I ask to join in, saying that there are an awful lot of autistic people, and our voices count too.
For example, some 10% of LGBT+ people are autistic.  Are we represented at the Shared Conversations on CofE LGBT matters?  No-one knows.  No-one has asked, it seems.  Maybe we are, maybe we're not.  Who can tell.



And normally there's someone who says, "Why should autistic people get a special mention? If you get a place, what about me?  After all, I have diabetes, so why don't we have a special number of places for diabetic people? Or people who enjoy going to the theatre?   We can't cater for every group, as it's just ridiculous".


Is it?  It betrays an extraordinary lack of knowledge of autism.  And of God, I'd argue.


Autistic people encounter God and faith differently.  We have a different sensory system.  We see differently.  We hear differently. We are affected by texture, smell and physical contact differently.   We process words differently.  We see people differently (often being faceblind for example, and not able to recognise folk from their faces alone).  We are rule-driven, not social-relationship-driven, and that means that our reading of the Bible is different.   We socialise differently.  We form relationships differently.  Not in 'broken ways', but ways that represent something new, something amazing to learn about.  Truly amazing.

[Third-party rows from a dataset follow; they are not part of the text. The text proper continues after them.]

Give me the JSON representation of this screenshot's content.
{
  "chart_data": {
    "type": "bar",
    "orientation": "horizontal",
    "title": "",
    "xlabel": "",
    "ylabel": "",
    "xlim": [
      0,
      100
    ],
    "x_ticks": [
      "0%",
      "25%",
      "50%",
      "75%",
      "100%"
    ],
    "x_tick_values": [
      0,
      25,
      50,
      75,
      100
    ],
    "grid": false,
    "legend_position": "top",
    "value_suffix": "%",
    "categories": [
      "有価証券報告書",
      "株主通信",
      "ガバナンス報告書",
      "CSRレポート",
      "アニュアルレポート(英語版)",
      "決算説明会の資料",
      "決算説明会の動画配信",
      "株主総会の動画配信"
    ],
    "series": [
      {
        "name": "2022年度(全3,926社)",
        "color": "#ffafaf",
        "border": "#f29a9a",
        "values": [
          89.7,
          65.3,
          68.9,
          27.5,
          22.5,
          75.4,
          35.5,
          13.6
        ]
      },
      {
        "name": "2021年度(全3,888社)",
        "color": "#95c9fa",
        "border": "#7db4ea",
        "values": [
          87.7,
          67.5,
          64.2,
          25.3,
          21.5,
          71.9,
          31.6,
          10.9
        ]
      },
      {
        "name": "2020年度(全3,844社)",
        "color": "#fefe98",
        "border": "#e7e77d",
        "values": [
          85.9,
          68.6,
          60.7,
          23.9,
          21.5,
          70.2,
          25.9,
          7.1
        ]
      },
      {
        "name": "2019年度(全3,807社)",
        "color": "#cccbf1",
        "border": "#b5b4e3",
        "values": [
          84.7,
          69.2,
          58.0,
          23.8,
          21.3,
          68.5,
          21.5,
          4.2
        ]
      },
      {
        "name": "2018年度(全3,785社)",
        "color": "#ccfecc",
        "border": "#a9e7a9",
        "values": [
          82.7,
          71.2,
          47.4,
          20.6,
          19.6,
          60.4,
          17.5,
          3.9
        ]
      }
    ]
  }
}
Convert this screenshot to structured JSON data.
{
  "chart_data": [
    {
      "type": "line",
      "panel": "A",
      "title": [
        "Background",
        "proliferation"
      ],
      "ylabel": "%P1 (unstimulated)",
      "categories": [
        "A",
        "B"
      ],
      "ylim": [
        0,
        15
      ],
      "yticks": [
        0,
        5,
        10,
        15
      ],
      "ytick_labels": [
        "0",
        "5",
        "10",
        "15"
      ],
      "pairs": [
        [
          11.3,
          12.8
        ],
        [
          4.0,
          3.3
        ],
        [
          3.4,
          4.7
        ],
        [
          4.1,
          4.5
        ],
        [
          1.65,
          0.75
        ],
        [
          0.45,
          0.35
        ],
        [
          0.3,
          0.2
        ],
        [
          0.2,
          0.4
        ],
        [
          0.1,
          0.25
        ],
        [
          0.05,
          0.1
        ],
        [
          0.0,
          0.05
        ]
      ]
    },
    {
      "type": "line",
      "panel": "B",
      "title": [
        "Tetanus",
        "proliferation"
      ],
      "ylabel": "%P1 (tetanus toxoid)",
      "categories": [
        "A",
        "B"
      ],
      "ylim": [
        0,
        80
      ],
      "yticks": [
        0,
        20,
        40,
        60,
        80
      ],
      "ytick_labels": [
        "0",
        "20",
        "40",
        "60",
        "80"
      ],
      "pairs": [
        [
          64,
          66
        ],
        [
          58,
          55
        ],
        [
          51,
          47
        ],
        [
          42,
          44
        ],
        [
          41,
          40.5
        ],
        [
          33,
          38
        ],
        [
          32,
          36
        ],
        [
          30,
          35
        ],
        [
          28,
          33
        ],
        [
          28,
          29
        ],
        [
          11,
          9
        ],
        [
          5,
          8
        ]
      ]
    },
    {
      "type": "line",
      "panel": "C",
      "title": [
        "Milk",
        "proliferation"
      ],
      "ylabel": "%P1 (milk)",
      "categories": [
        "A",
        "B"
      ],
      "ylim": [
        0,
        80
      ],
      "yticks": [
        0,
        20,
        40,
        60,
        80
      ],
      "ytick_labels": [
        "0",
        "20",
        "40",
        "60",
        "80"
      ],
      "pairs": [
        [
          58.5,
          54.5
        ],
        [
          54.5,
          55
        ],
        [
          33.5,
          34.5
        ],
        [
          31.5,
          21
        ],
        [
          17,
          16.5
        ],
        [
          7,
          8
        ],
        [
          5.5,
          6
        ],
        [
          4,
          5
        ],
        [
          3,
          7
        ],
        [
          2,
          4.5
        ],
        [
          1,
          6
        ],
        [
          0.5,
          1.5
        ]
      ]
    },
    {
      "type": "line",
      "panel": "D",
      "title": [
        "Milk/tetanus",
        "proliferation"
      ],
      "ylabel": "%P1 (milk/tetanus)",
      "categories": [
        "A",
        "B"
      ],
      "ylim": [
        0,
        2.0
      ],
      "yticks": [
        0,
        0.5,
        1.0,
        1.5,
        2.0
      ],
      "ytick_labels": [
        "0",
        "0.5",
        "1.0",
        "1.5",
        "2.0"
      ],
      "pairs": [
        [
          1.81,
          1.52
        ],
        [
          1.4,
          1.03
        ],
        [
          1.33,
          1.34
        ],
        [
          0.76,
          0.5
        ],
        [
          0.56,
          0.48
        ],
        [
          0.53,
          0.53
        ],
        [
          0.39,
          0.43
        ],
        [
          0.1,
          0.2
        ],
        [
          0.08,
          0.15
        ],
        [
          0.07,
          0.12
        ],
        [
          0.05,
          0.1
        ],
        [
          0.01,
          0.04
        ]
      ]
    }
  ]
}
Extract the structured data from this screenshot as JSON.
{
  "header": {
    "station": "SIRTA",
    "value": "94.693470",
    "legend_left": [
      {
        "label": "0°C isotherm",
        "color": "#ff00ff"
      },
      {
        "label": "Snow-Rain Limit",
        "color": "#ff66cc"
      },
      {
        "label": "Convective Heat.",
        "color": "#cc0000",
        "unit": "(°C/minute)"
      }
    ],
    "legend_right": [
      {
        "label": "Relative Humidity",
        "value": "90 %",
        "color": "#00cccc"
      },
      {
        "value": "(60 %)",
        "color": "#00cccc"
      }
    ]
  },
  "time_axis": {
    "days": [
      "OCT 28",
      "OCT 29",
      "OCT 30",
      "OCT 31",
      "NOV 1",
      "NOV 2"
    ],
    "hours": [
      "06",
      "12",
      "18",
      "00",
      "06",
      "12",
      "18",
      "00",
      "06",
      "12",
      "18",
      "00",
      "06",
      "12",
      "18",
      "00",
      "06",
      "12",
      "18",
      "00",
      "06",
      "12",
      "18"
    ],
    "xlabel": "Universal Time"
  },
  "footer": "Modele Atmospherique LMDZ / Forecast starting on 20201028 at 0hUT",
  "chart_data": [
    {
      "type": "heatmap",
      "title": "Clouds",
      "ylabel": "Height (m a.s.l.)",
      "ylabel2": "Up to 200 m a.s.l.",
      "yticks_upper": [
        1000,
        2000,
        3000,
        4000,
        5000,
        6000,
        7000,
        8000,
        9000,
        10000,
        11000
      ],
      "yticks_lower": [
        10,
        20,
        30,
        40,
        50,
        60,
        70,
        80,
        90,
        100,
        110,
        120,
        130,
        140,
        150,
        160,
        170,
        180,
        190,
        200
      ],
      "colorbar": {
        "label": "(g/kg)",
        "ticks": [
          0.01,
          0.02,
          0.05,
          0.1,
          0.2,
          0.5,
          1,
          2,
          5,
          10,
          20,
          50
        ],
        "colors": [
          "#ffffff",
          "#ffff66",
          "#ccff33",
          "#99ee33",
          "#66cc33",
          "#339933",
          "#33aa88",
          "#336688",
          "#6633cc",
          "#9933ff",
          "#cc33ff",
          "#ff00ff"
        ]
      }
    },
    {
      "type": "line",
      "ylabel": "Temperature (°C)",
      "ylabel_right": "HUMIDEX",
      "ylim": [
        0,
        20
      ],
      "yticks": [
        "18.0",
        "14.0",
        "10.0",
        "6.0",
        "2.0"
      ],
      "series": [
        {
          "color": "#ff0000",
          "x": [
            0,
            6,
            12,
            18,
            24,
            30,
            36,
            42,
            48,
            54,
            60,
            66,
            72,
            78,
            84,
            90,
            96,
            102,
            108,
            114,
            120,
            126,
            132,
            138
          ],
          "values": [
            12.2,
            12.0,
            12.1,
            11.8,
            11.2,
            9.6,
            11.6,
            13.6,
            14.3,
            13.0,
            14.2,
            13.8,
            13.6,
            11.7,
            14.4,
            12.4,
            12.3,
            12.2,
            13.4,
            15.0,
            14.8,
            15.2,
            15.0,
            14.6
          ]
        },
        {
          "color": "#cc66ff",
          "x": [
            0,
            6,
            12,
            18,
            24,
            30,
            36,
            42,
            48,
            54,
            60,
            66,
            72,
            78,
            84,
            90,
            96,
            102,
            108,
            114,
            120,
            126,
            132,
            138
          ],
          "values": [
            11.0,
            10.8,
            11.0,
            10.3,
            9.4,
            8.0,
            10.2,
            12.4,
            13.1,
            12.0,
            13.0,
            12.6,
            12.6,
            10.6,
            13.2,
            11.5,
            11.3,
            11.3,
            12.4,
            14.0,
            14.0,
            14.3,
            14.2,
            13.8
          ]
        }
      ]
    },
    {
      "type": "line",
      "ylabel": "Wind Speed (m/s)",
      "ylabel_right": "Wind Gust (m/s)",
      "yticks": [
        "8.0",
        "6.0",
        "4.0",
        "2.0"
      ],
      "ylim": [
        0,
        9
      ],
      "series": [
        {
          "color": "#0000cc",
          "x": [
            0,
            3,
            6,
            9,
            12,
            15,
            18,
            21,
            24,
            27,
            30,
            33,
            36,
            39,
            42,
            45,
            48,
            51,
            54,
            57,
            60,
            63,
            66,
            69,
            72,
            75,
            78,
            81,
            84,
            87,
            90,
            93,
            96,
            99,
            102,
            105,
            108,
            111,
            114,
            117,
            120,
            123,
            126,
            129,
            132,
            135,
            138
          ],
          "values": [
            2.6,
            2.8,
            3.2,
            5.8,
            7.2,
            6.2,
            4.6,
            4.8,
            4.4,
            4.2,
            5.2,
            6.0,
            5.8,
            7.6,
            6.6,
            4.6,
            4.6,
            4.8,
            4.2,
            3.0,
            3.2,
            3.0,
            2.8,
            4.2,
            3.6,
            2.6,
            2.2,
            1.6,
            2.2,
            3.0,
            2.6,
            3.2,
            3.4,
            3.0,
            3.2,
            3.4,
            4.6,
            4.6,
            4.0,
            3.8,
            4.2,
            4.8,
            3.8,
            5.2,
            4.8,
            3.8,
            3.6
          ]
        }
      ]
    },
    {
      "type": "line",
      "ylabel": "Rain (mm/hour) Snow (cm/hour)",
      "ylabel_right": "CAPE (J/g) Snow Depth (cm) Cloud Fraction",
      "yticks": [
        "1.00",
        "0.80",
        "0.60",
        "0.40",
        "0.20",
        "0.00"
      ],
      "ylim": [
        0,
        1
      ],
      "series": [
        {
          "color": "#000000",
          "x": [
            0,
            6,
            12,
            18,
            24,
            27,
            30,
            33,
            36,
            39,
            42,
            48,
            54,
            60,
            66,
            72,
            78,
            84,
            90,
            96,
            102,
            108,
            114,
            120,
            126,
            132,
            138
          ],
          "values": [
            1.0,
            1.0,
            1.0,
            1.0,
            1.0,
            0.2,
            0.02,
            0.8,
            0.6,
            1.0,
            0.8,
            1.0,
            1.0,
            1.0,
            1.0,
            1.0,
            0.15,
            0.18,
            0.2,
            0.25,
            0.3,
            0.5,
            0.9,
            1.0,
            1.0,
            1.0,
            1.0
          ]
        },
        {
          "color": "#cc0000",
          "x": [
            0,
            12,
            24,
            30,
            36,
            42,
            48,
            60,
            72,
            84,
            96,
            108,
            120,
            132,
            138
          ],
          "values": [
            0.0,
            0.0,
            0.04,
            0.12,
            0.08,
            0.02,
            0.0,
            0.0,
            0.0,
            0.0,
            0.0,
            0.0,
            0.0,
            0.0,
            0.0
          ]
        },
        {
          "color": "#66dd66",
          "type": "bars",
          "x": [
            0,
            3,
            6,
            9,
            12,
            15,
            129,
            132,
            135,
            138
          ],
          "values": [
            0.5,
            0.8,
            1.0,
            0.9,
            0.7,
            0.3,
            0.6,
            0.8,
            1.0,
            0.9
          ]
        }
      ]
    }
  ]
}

What of God is represented in what we encounter?  What of His word can we learn anew by listening to our 'take' on the Bible?
How does the word of Scripture sound to autistic lesbian ears?
How do faith images impact on eyes that see colour and texture differently?
What is it like to live with multiple disadvantages, from birth - in church life?
Is 10% of a group 'too small' to think about including?
What do we lose by not asking, by not including?


It's tempting to see autistic people as just asking to be included in order to make a point.  In order to be a nuisance.  As some annoying group asking to be 'catered for'. But it's not that.  


It's about having something so worthwhile to contribute.  It's about us hearing something really important about how we fail to see really big groups of people  (some 300,000 of us in the country who are autistic and LGBT).   It's about who has the right to decide things for us, without asking us or consulting with us.   It's about who gets to impose pain and fear on us, quite accidentally, because they failed to ask our needs too.

No, it's not like leaving out people who are keen on hockey, or those who prefer the 8am service to the 10am service.  It's about a group of people who are routinely bullied, excluded, assaulted, marginalised, forgotten and mostly live in abject poverty.  And about a church that needs to do better than, "Well, your voice doesn't matter".  If no-one has ever listened, how do we know?